Sharp-Jeffs, Nicola (2015) A Review of Research and Policy on Financial Abuse within Intimate Partner Relationships. Project Report. London Metropolitan University/Refuge.
The financial abuse of women within intimate partner relationships is a means by which abusive men are able to achieve the financial power they previously held by legal default (Littwin, 2012). It was only in 1964 that the Married Women’s Property Act entitled a woman to keep half of any savings she had made from the allowance given to her by her husband. In 1970 the Equal Pay Act made it illegal for employers to pay women lower rates than men for the same work; yet at the same time working women could only secure a mortgage with the signature of a male guarantor. And as recently as thirty-five years ago, women were unable to apply for a loan or credit in their own name.
Whilst it is no longer possible to deny economic rights on the basis of gender, progress towards financial equality has been slow (Littwin, 2012). Finances continue to be gendered, with men still normatively expected to take charge of money (Postmus et al., 2012). Moreover, ongoing structural inequalities facilitate the efforts of abusive men to limit women’s self-sufficiency through playing on the barriers that continue to hinder their financial independence, including part-time work and the gender pay gap (Wilcox, 2006). As Branigan (2004: 8) states, financial abuse as a control tactic is designed both ‘to create and reinforce the economic dependence of women and children on men’.
Thus whilst economic dependency can be a direct outcome of financial abuse, it cannot be separated from women’s lesser economic status. It is, therefore, unsurprising that lack of access to financial income has been consistently identified by women as an obstacle to leaving abusive men (Anderson, 2007; Bell & Kober, 2008; Brandwein, 1999; Lyon, 2002; Jaffe, 2002; WNC, 2003). Analysis of British Crime Survey data by Walby and Allen (2004) indicated that women who reported that it would be difficult to find £100 at short notice were three and a half times more likely to be subject to intimate partner violence.
The widespread assumption that a household income will be shared equitably (Branigan, 2004; Westaway & McKay, 2007) means that the use of money as a source of power is rarely recognised and responded to by political, economic and social institutions. That financial abuse is commonly experienced by women within the context of intimate partner violence suggests that this form of abuse is a ‘patriarchal phenomenon’ intended to ‘wage war on women’s growing equality’ (Littwin, 2012: 981).

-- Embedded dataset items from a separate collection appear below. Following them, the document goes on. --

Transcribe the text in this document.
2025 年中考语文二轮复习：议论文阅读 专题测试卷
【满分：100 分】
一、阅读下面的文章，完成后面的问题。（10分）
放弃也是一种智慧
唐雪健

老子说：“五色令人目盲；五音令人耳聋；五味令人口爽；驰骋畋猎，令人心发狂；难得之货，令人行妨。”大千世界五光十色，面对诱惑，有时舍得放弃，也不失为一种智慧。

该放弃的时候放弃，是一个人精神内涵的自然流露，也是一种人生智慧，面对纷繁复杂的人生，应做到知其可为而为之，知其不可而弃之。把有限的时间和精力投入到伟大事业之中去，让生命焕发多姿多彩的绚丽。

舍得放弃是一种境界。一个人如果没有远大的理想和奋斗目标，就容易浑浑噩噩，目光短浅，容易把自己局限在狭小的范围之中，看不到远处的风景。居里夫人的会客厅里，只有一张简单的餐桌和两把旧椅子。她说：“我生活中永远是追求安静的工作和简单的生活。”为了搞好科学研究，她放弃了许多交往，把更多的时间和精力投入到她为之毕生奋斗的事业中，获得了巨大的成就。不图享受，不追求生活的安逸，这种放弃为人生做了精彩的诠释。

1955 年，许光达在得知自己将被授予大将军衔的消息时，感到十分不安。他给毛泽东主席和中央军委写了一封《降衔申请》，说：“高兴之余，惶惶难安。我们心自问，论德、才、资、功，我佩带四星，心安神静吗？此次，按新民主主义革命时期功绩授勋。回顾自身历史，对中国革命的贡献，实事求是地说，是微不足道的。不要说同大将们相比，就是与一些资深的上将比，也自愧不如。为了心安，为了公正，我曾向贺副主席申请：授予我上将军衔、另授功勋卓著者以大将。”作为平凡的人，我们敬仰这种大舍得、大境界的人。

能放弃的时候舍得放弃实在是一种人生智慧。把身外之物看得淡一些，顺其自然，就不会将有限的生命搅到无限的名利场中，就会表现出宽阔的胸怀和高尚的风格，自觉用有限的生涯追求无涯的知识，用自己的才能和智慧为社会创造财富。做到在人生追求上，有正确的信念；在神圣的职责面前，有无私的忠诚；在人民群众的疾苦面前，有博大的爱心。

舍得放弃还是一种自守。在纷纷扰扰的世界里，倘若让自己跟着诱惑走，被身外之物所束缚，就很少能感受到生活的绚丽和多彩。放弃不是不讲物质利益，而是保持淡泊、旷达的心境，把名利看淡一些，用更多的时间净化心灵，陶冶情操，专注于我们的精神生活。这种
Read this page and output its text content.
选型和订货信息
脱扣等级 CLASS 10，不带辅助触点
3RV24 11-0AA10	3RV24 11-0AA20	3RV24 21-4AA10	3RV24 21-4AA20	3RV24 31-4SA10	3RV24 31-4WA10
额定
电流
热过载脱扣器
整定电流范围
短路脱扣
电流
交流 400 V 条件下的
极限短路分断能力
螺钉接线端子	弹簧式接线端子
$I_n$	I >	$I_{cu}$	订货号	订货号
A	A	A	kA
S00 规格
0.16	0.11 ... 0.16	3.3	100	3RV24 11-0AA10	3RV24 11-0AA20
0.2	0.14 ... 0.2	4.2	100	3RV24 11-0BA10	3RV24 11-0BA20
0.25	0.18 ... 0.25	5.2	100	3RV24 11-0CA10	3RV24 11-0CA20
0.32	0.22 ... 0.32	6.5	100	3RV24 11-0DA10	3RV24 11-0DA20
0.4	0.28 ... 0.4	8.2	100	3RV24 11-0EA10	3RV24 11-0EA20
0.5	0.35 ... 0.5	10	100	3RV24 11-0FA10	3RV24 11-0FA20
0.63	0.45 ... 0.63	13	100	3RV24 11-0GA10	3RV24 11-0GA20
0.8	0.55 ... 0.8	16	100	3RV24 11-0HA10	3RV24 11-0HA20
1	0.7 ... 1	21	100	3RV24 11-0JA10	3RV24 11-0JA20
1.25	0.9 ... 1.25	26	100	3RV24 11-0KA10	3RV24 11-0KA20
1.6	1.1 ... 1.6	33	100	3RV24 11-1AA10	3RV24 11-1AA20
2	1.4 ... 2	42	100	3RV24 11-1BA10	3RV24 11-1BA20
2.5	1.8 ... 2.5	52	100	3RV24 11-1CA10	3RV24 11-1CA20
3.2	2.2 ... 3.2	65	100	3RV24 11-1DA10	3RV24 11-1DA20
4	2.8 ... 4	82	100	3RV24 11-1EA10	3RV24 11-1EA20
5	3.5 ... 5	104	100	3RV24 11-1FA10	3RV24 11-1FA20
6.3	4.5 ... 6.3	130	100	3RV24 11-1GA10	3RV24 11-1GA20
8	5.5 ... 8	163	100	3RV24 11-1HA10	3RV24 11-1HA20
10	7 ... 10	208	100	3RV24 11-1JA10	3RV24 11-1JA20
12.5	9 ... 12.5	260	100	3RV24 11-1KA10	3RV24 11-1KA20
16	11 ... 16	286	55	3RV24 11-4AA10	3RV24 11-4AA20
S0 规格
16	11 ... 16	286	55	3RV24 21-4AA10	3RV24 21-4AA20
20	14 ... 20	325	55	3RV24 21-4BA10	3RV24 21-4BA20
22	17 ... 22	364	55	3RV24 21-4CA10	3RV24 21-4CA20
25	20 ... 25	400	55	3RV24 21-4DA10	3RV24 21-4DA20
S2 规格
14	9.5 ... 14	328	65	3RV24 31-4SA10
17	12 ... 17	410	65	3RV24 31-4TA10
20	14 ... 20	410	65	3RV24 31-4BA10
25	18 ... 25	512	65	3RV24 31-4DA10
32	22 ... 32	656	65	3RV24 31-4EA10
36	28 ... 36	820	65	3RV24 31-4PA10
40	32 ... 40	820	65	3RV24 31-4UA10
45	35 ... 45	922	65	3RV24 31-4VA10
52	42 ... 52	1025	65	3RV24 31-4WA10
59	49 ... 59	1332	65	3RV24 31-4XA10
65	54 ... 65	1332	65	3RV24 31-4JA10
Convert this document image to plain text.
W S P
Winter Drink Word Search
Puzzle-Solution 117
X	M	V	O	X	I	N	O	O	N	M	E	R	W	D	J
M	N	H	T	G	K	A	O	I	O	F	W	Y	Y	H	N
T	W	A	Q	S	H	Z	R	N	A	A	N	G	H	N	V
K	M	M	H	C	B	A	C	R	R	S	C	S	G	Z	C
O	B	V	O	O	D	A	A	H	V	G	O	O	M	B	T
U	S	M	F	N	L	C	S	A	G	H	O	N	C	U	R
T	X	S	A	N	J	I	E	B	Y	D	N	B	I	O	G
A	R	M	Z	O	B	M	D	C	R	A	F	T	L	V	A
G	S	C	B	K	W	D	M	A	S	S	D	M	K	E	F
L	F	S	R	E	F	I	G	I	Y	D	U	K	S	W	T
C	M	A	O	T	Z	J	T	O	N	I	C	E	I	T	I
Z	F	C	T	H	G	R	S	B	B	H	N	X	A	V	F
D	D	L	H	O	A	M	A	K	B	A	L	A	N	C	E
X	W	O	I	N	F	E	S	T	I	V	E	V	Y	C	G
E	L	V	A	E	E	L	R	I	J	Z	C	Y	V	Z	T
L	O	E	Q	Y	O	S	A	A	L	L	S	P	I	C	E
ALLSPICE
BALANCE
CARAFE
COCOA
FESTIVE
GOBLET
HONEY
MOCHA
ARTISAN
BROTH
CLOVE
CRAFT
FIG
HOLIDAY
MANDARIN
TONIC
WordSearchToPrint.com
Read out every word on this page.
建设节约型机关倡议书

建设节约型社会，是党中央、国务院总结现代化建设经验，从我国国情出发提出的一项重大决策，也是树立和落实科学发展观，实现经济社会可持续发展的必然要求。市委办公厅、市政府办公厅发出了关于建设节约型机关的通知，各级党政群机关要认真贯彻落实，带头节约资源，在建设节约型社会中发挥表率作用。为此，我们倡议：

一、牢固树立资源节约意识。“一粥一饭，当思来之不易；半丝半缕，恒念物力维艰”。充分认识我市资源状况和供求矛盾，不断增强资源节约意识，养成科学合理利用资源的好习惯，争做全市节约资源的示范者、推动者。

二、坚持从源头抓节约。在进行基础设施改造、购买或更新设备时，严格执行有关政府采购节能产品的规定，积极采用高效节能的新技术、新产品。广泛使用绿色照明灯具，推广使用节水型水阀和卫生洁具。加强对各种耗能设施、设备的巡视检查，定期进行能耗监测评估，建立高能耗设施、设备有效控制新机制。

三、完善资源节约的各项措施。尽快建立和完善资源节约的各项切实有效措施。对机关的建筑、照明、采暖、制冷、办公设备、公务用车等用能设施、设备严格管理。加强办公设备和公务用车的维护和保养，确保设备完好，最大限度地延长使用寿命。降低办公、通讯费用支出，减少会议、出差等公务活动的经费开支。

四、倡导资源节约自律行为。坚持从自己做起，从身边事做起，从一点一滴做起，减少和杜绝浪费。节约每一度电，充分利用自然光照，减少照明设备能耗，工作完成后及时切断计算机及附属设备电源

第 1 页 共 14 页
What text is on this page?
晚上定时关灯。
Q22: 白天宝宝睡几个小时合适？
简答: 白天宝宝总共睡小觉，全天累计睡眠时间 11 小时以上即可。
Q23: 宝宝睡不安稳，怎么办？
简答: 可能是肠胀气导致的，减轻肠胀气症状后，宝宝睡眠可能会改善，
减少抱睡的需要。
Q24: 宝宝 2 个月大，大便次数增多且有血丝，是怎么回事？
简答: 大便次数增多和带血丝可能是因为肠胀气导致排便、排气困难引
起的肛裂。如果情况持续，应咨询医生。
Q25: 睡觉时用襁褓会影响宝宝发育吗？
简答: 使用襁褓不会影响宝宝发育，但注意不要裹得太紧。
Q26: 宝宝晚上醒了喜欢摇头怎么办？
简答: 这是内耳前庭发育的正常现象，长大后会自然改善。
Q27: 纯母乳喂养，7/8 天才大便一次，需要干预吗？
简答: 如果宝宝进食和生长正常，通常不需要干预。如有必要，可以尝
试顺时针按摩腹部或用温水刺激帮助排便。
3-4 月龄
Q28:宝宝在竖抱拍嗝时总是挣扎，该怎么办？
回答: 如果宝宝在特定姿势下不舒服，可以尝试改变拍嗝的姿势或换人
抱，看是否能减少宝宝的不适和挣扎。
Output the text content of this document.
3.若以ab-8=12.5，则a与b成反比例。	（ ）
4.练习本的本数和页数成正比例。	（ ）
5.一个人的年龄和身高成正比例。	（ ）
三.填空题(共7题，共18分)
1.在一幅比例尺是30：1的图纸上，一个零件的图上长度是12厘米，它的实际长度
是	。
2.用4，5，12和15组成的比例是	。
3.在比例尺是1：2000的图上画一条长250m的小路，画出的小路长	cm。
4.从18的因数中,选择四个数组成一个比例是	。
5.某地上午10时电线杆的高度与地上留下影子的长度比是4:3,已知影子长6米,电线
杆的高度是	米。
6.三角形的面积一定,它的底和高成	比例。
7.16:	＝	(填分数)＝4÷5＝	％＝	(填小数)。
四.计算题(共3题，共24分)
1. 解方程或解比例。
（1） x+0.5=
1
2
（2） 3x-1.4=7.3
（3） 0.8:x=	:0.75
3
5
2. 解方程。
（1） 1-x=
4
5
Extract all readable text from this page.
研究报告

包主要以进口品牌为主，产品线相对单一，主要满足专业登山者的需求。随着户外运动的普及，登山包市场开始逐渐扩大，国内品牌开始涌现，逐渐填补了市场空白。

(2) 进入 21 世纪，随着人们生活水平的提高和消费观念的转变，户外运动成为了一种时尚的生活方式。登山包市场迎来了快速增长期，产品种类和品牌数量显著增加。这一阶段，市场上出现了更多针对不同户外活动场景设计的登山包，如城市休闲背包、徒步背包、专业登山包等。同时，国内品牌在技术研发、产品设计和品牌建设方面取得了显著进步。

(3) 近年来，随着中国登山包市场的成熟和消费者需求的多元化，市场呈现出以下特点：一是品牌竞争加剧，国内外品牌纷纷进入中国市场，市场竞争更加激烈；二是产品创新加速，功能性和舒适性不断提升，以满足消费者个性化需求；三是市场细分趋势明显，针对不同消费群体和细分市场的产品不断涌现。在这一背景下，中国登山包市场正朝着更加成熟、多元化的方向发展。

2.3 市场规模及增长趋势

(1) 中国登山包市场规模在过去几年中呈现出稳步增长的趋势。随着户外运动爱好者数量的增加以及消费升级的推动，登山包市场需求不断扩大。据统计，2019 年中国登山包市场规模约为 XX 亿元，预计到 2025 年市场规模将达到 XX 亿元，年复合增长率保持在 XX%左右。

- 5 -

The aim of this review is to summarise what research and policy tells us about financial abuse and the ways in which it is used by abusive men to exert coercive control over/limit the options of women that they are/or have previously been in a relationship with. Since this work has been initiated by the Cooperative Bank, it also explores what the research literature tells us about the role of banks within a coordinated community response to intimate partner violence.